A literal interpretation of this article implies that the right to challenge transactions entered into by a general director on behalf of a corporation in violation of the provisions of its constitutive documents is granted only to a participant of that particular corporation.

A literal interpretation of the provisions of Art. 65.2 of the Russian Civil Code is often found in judicial practice. In particular, in the Ruling of the Arbitration Court of the East Siberian District dated June 6, 2023, No. F02-2780/2023, F02-2812/2023, F02-2958/2023 in case No. A19-24607/2022, the court considered a claim by a shareholder of a parent company, which was the sole participant of a subsidiary, to recognize lease agreements concluded by the subsidiary as invalid.
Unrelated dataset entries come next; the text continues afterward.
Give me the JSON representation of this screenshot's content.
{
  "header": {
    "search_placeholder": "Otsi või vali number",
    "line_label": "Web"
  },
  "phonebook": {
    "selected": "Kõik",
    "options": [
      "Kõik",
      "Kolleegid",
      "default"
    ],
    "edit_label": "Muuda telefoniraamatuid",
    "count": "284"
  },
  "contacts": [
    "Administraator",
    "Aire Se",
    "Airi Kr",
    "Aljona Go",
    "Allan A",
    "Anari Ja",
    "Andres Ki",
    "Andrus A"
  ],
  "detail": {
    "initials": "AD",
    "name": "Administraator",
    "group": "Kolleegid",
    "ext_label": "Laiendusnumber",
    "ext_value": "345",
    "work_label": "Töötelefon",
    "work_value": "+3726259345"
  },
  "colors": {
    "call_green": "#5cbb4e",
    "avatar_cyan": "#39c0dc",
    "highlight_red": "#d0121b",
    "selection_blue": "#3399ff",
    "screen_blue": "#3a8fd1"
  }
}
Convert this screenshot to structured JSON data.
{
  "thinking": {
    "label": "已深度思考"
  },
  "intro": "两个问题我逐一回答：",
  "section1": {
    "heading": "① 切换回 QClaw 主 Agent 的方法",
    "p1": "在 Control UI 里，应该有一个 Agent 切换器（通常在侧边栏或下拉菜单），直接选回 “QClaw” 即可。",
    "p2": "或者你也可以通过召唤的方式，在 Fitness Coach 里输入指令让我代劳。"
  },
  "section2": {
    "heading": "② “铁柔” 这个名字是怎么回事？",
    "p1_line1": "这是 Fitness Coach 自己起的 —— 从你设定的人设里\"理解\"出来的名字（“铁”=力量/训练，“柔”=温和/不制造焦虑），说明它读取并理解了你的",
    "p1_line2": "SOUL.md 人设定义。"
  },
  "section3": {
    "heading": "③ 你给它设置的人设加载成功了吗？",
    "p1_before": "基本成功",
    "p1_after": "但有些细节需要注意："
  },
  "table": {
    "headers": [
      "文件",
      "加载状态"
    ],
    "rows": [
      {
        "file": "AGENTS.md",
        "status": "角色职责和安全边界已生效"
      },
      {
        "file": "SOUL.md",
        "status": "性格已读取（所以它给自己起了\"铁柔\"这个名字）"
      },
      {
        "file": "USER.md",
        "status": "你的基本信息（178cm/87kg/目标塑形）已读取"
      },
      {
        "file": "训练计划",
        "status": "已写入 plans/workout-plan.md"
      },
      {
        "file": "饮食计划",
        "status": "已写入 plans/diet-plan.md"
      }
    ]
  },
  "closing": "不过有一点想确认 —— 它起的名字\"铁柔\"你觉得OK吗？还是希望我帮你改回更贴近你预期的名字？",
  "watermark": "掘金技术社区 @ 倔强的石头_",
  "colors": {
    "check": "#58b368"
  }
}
The court noted that "the authority to file a claim to challenge transactions, to apply the consequences of their invalidity, is granted by law to the corporation or its direct participants" and that "an expansive interpretation of the provisions of Article 65.2 of the Civil Code may lead to a violation of the will of the legislator, who established the right of participants to file claims on behalf of the company in certain cases."

The AC of the East Siberian District indicates only one specific exception to the provisions it cites to justify its position: the right to challenge decisions of a subsidiary may belong to a shareholder of the parent company only if he is the sole participant of the parent company.

Thus, following the approach outlined in the Ruling of the AC of the East Siberian District, a shareholder of a parent company will not be able to challenge transactions entered into by a subsidiary, which significantly reduces the effectiveness of applying charter provisions that limit the competence of the executive bodies of subsidiaries.

Admissibility of Challenging a Transaction of a "Daughter" Company by a Participant of the Parent Company

However, there are also positive precedents in judicial practice where the court satisfied claims by a shareholder of a parent company to recognize a transaction entered into by a subsidiary as invalid. The most significant precedent is the decision in the "Aspect-Finance" case. According to the facts of the case, CJSC "Aspect Finance" was the ultimate subsidiary in a large holding, whose parent company was Lotaso.

Lotaso was owned by three shareholders, including M. V. Moskalev, who was the plaintiff in the case under consideration. M. V. Moskalev applied to the court with a demand to recognize the transaction concluded by CJSC "Aspect Finance" for the alienation of 89.88% of the shares of CJSC AB "Aspect" (a bank) as invalid.

The court satisfied M. V. Moskalev's claim, recognizing the right of the holding's beneficiary to challenge transactions of subsidiaries, based on the fact that the share purchase and sale transactions were concluded at a price 10 times lower than the market price (which indicated the infliction of clear damage), the sold shares were the company's main asset, the loss of which led to the impossibility of the company conducting business activities, and the challenged transactions violated the public interest, since the shares were sold to individuals who did not have a stable reputation in the field of banking and experience in making business decisions in this area (the latter ground seems untenable to us due to the absence of requirements for experience in making business decisions in the banking sector for bank shareholders — note by V.L.).

Conclusion

Thus, there is no consensus in judicial practice on the admissibility of challenging transactions entered into by a subsidiary by a participant of the parent company, which can create significant difficulties in the practical implementation of protecting the rights of shareholders of the parent company from management voluntarism, even if the corporate structure proposed in the Standards is implemented in the holding.

At the same time, we positively assess the recommendations proposed by the Standards in this part. Despite the inconsistency of judicial practice, the inclusion of relevant provisions in the charters of subsidiary organizations will discipline the management bodies in their decision-making and will set a vector for productive interaction between the management bodies of the holding's parent company and the subsidiaries.